There’s plenty more (as in any religion), but you get the general idea.
So I’ve been listening to a lot of these sermons on CD. And I know that all my bingeing and hiding and drinking and running away is due to the fact that I am TERRIFIED. Of what, I’m not sure. Maybe it’s everything. I’m afraid of failing, because what will I do then? I’m afraid of succeeding, because everyone will expect so much more from me and what if I can’t do it and I fail? I’m afraid of losing my excuses: “I don’t have an agent because I don’t weigh 12 pounds.” I’m simultaneously terrified of losing my victimhood and sick of living with it. I’m afraid of the voices in my head telling me I’m not good enough, smart enough, thin enough, blond enough, tall enough, young enough, self-disciplined enough, strong enough, tan enough. Sometimes I just want to mainline a bottle of wine and 2 pints of ice cream just to make them SHUT UP. Sometimes I do mainline a bottle of wine and 2 pints of ice cream for just that reason. But the next morning they’re always back, and with new ammo, because NOW I’ve had a bottle of wine and 2 pints of ice cream! Now I’m REALLY not thin enough, self-disciplined enough or strong enough.
I had been meditating and doing yoga regularly, and I was doing better. I was listening to a sermon every day and it was getting easier to remember that all those fears and voices are just the panicked, dying cries of an ego. The ego, you know, doesn’t understand the difference between transformation and annihilation. So when you try to transform, it gets scared. I was doing well, though, because I would hear those voices and I was getting to a point where I could deal with them calmly, knowing what they were and that it was ok to be panicked and scared. Knowing that I didn’t have to hide from them.
Then I started “losing weight.” For me, that is my ego’s foot in the door. The drive to be something different than myself, to be something better, something ELSE just activates all those panicked voices, and I forget that those voices are transitory. I lost sight of having more energy and being ok with my body the way it was, NO MATTER WHAT. As soon as I lost sight of that, ironically, I stopped losing weight. Funny how that works. Real funny. Ha . . . Ha. 😛
So it’s time to take a deep breath and remember that drinking and plowing through ice cream are simply responses to fear. Various fears that basically boil down to one: what if I’m not good enough the way I am? And then I have to remember that if I am a manifestation of God, a unique and divine way that God is expressing itself on the planet, then I AM ALWAYS GOOD ENOUGH. I just have to be willing to sit in stillness and listen and remember. (The Reverend at my church likes to say, “Remember to remember!” LOL)

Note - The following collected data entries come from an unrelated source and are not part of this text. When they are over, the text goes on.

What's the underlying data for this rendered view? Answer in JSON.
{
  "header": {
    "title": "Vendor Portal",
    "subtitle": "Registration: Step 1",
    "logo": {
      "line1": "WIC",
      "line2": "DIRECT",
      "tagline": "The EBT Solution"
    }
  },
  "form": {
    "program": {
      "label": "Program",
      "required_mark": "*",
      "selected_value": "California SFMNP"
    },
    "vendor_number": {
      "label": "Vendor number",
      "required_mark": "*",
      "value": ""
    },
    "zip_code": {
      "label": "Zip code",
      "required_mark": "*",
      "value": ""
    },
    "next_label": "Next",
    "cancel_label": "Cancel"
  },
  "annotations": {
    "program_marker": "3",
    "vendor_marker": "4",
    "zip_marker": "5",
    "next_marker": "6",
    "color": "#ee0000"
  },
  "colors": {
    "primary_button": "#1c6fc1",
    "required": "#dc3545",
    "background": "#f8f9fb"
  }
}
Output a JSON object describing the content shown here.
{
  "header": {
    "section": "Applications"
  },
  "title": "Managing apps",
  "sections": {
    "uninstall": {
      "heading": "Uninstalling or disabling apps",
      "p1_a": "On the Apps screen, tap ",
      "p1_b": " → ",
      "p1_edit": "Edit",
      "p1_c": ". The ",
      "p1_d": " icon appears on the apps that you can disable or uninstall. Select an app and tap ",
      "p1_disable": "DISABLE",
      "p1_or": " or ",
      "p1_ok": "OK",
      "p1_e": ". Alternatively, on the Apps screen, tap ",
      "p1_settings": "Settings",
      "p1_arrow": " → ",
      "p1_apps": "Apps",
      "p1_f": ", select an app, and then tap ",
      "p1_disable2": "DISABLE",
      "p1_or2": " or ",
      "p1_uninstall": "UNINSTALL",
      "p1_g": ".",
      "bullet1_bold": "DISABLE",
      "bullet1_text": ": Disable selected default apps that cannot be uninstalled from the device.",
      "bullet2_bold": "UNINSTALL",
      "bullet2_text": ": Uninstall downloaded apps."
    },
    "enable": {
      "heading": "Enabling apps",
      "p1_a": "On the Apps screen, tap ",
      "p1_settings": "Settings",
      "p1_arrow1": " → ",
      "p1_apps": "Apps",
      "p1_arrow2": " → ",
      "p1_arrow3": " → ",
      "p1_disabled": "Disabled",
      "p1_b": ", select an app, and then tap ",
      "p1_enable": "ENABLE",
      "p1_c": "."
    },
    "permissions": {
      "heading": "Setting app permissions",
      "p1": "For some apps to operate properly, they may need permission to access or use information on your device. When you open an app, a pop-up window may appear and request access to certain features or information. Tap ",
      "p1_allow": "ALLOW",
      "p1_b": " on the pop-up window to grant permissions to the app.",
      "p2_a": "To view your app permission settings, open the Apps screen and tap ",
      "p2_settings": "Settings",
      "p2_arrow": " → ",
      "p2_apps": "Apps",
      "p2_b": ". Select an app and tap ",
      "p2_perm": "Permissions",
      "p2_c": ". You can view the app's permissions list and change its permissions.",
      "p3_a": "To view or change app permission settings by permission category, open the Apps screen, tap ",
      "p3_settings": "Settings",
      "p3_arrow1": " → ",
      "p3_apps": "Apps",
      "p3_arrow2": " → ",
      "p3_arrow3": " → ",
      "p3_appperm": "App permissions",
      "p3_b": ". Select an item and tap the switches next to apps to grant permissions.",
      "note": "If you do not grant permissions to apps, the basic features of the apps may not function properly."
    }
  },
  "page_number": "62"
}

So I have a list of circumstantial goals at home on my bathroom mirror: when I want an agent by, when I want my union card by, that kind of stuff. But I have to remember to include goals like meditating every day and reading something that’s good for my soul every day. I’m learning to juggle my internal development with my external development; I can do one or the other, but both is tough. Obviously it has to be done though, because doing one at a time hasn’t worked very well so far; they’re too interconnected.
And I know from experience that if I do that inner work, the addictions fall away. It’s weird. And when I stop doing the inner work, about 2 weeks later I’m back to the addictions. Not just addictions to substances, either – addictions to attitudes, too. I get caught up in judgment and victimization really fast.
So . . . inner work. Meditate every day and read or listen to something good for my soul every day. I can do this. I have to do this. The alternatives aren’t pretty.